André le considère un instant, le reconnaît et lui dit qui il est. Alors il apprend à la hâte les tristes nouvelles de la persécution : l’évêque et ses deux prêtres sont morts ; plus de deux cents chrétiens ont souffert le martyre ; son propre père a été décapité, sa mère est réduite à la mendicité ; le père de Thomas Tsoï, son condisciple, est mort sous les coups, et sa mère a eu la tête tranchée. Enfin le courrier lui remet à la dérobée les lettres de Mgr Imbert et de ses deux missionnaires écrites peu de jours avant leur martyre, ainsi qu’une lettre des chrétiens demandant de nouveau des prêtres. Tout émus, les deux amis d’un instant se disent un dernier adieu, et André suit des yeux François, qui rejoint la caravane et disparaît bientôt avec elle à l’horizon.

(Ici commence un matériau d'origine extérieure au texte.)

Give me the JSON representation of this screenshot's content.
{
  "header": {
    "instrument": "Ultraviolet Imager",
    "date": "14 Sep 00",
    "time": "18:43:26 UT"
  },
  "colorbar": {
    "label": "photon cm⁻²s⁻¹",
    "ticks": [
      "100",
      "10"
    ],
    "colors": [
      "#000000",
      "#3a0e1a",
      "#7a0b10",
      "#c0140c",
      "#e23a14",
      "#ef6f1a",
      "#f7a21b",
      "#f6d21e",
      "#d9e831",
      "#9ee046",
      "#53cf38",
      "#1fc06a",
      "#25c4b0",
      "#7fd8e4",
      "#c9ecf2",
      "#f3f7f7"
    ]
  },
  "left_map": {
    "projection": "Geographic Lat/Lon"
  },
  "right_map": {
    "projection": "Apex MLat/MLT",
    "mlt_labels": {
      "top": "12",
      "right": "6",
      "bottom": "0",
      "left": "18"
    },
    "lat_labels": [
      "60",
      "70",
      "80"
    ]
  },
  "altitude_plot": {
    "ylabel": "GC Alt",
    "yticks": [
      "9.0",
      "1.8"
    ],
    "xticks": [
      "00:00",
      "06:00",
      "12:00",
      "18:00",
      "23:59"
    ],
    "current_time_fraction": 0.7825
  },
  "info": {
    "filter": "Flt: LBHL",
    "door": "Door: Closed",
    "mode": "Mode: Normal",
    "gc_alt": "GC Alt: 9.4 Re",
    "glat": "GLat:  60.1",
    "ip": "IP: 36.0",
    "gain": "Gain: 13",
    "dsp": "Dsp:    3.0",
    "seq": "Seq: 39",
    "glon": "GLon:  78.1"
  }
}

Demeuré seul, il se mit à réfléchir sur ces affreuses nouvelles, et, voyant que personne n’était venu cette année au-devant du missionnaire, il résolut d’essayer de passer seul la frontière et d’aller tout préparer pour introduire M. Maistre.

C’était un cœur intrépide que celui d’André Kim, porté par goût aux entreprises les plus téméraires. Son courage, sa persévérance et sa confiance en Dieu au milieu des difficultés le rendirent, malgré sa jeunesse, l’auxiliaire le plus dévoué des missionnaires dans leurs travaux. Quand il s’agissait du service de ces prêtres qu’il regardait comme des pères, rien ne lui coûtait, rien ne lui paraissait impossible, et il se jetait sans calculer au milieu des plus grands dangers.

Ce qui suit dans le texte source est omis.